On World Thrombosis Day, Oct 13th, RapidAI is committed to creating awareness about blood clots and pulmonary embolism.
Every year, an estimated 900,000 people in the U.S. are affected by venous thromboembolism, or the formation of blood clots within the veins. Yet they are often not diagnosed. Blood clots prevent blood from flowing normally in the circulatory system, leading to illness, disability, and even death.
When a blood clot forms in the veins, the condition is called venous thromboembolism (VTE). There are two categories of VTE: deep vein thrombosis (DVT) and pulmonary embolism (PE).
- A deep vein thrombosis occurs when a blood clot occurs in a deep vein, such as the lower leg, arms, pelvis, or thighs.
- Pulmonary embolism occurs when a clot breaks loose and travels through the bloodstream to the lungs.
What is pulmonary embolism (PE)?
When a blood clot forms in parts of the body, such as the legs or arms, it can break loose.
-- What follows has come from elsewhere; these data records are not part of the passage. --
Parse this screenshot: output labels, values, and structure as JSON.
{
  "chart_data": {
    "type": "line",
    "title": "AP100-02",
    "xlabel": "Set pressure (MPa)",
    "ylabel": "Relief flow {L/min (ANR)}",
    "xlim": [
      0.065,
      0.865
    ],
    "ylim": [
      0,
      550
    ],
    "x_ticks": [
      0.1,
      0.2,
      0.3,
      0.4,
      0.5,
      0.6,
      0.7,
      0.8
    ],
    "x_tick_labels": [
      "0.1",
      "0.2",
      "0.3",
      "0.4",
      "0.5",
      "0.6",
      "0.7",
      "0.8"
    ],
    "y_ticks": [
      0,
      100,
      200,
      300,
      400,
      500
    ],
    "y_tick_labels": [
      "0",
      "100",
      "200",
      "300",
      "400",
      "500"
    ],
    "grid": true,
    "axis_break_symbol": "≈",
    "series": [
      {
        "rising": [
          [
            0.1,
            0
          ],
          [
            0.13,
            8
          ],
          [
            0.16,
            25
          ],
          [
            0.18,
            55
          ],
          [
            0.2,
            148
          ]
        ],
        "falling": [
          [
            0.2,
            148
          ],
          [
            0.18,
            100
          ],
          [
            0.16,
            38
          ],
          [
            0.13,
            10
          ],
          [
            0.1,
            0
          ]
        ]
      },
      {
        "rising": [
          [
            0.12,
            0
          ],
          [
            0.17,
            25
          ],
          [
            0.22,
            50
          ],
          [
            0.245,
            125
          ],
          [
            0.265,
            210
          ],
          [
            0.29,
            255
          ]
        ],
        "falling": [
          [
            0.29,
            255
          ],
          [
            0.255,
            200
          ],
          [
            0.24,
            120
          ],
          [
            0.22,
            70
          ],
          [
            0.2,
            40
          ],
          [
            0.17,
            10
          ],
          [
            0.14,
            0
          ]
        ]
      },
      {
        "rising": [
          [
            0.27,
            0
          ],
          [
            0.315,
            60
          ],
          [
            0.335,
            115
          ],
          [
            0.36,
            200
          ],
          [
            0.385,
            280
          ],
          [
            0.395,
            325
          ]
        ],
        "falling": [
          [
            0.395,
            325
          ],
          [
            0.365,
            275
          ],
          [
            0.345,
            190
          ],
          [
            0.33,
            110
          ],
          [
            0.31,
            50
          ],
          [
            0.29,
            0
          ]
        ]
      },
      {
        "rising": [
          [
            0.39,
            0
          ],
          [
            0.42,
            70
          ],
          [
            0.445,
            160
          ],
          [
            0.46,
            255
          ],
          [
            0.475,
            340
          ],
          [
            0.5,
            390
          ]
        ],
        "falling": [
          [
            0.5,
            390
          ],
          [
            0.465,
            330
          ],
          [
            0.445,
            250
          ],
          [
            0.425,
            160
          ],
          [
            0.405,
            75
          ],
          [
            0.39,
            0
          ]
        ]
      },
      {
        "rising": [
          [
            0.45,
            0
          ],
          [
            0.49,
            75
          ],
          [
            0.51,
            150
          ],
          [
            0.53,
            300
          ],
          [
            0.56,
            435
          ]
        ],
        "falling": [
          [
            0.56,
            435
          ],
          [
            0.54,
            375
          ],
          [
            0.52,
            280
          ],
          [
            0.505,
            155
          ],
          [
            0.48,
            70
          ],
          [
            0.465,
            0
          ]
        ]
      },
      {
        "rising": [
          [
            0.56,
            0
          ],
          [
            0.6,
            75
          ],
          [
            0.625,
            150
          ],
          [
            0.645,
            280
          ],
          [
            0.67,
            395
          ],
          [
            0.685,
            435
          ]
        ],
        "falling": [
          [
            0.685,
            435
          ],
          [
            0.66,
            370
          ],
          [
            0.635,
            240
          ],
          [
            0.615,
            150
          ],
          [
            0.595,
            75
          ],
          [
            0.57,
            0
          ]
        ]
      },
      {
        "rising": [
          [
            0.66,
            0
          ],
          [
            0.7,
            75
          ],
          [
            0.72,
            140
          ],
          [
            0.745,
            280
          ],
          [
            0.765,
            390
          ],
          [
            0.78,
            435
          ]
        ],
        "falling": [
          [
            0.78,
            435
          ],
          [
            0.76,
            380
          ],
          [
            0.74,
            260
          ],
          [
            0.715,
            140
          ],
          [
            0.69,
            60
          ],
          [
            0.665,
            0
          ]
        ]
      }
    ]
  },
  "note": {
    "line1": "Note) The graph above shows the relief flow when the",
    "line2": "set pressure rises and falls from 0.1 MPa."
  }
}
The clot can travel through the bloodstream to a lung artery, obstructing the blood flow to the lungs and resulting in PE.
About one-third of patients with undiagnosed and untreated PE don't survive. Understanding risk factors and symptoms – and working with your healthcare professional – can help increase proper diagnosis and care.
A large PE or blood clots blocking blood flow to the lungs can quickly lead to life-threatening consequences or even death. Timely diagnosis and medical attention become crucial for recovery.
Be aware of the symptoms of PE
The common symptoms include:
(Each person may experience symptoms differently, and the symptoms may depend on the size and location of the blood clot.)
- Shortness of breath
- Rapid heart rate
- Chest pain (worse when taking a deep breath)
- Dizziness or light-headedness
- Irregular heartbeat
- Low blood pressure
- A feeling of anxiety
- Coughing up blood
- Excessive sweating
Who is at risk of developing PE?
Up to 60% of all VTE cases occur during or within 90 days of hospitalization. The risk of clot formation is especially high if the hospitalization is due to an injury, surgery, or serious illnesses leading to prolonged bed rest.
Medical conditions such as cardiovascular disease, heart failure, chronic obstructive pulmonary disease, high blood pressure, stroke, and inflammatory bowel disease increase the risk of DVT and PE.
Other risk factors include smoking, obesity, hormone therapy with estrogen, family history, and pregnancy.
Being immobile for long periods due to an illness, a sedentary lifestyle, or traveling on long-distance flights can also increase the risk of blood clots and PE.
It is possible, however, to ensure a complete recovery with prompt diagnosis and treatment. Be proactive. If you notice any symptoms that concern you, talk to a healthcare professional immediately.
New technology to support PE care
New technological innovations are enhancing patient access to PE care. Since PE is often under or misdiagnosed, artificial intelligence powered technologies like Rapid PE can help physicians better identify patients with PE and streamline care for quicker treatment decisions.
Rapid PE is an AI-powered platform that automatically notifies PE healthcare team members when a PE is suspected. The platform allows physicians to quickly preview the clot images and blood test results anywhere, anytime via their phones or desktops. The messaging capability allows care teams to communicate efficiently, allowing patients to receive appropriate treatment quickly.
Blood clots can affect anyone. Know your risks. Be aware of the symptoms. Reach out to your physician when you have any concerns.